Teresina - PI

Moradores ateiam fogo em pneus em protesto contra Equatorial Piauí

Segundo a moradora Jackeline Costa, o protesto começou por volta de 17h, depois que a população já havia passado mais de 16h sem o fornecimento de energia elétrica.

Nayrana Meireles
Teresina
16/02/2020 08h35 - atualizado 11h03

Moradores do Parque Mão Santa, na zona leste de Teresina, realizaram uma manifestação contra a Equatorial Piauí na noite deste sábado (16), na Avenida Hugo Bastos. Os moradores denunciaram o péssimo serviço prestado pela empresa na Capital.

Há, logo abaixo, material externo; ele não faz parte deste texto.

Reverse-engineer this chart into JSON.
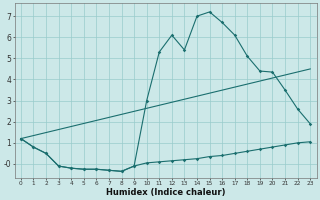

Segundo a moradora Jackeline Costa, o protesto começou por volta de 17h, depois que a população já havia passado mais de 16h sem o fornecimento de energia elétrica. "Por volta de 1h um carro colidiu em um poste, que caiu. Desde então boa parte do bairro ficou sem o fornecimento de energia. Nós passamos a madrugada e parte do dia entrando em contato com eles, mas nada foi resolvido, por isso resolvemos fazer a manifestação", relatou.

Pelo menos 50 pessoas atearam fogo em pneus e interditaram as duas vias da Avenida Hugo Bastos com o intuito de chamar atenção da empresa responsável pelo fornecimento de energia.

Ainda de acordo com Jackeline, após algumas horas de protesto, trabalhadores da Equatorial foram até o local e resolveram o problema. "Nós só não fizemos o protesto lá onde teve esse acidente porque havia o risco de ter uma explosão. Por isso foi feito um pouco a frente. O protesto, que começou por volta de 17h só teve fim já às 23h, quando a Equatorial foi resolver o problema. Nós ficamos esse tempo todo realizando a manifestação para que eles pudessem resolver o problema. Talvez se não tivéssemos feito nada, até agora estaríamos sem energia. É uma falta de respeito com a população", ressaltou Jackeline.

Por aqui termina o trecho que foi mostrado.